Beautifully finished wood adds a richness and warmth no man-made material can rival. And it's a look you can achieve yourself with the right materials and technique. Stains come in a full range of wood tones, and such finishes as varnish and polyurethane give your piece either a matte or glossy shine. Sanding is one of the keys to an excellent result, beginning with coarse-grit paper and ending with a steel-wool substitute between coats.
Use the Right Tools
Assemble a selection of sandpaper ranging from very fine to very coarse grit. Have your stained mixed and ready to apply. Use a natural-bristle brush for oil-based stains and finishes and a synthetic one for water-based stains and finishes. Mix some solvent into the stain to thin it, if you'd like, and make it easier to spread. For super-fine, between-coat sanding, use a non-rusting, non-flaking substitute for authentic steel wool to keep your finish free of steel particles and eventual rust stains.
Prepare the Surface
Prepare the wood surface by sanding with sandpaper that's gritty enough to remove imperfections but no grittier than is necessary. Wet the wood before you start if you'll be using a water-based stain. Moisture raises the wood fibers and allows you to sand them off in order to achieve a smoother finish. When the surface is even, sand the wood with increasingly finer sandpapers until the wood takes on a smooth, satiny finish. Remember to sand the wood with the grain in order to avoid introducing scratches.
Tips for Applying Stain
Brush on the stain with smooth strokes that go with the grain of the wood. Work on one surface at a time -- the top or the sides, for example -- so that you won't have to overlap stain and risk building up too much color in the overlap. Let the the stain sit for a moment. Then wipe it off, again working in the same direction as the grain. Allow the stain to dry between coats.

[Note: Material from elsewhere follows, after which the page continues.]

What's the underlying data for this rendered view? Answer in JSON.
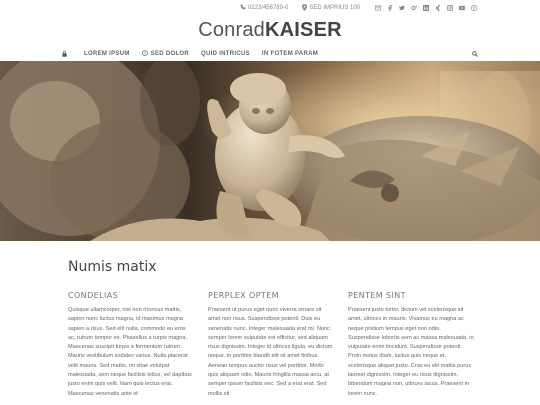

Sanding with a steel-wool substitute between coats of stain is useful for two reasons. First, it evens out the finish from the previous coat. In addition, it adds some "tooth" to the surface that helps the next coat of stain adhere and absorb better and more uniformly. Wipe the surface with tack cloth to remove dust before you begin the next coat of stain.
Finishing the Wood
Follow the manufacturer's instructions for the finishing product you've chosen to protect your piece's surface. Sand the wood between coats with the steel wool substitute in the same way you sanded between coats of stain. This sanding serves the same purpose: It evens the finish and helps the next coat adhere better. Sand carefully, however, to avoid sanding through the finish and marring the stained surface.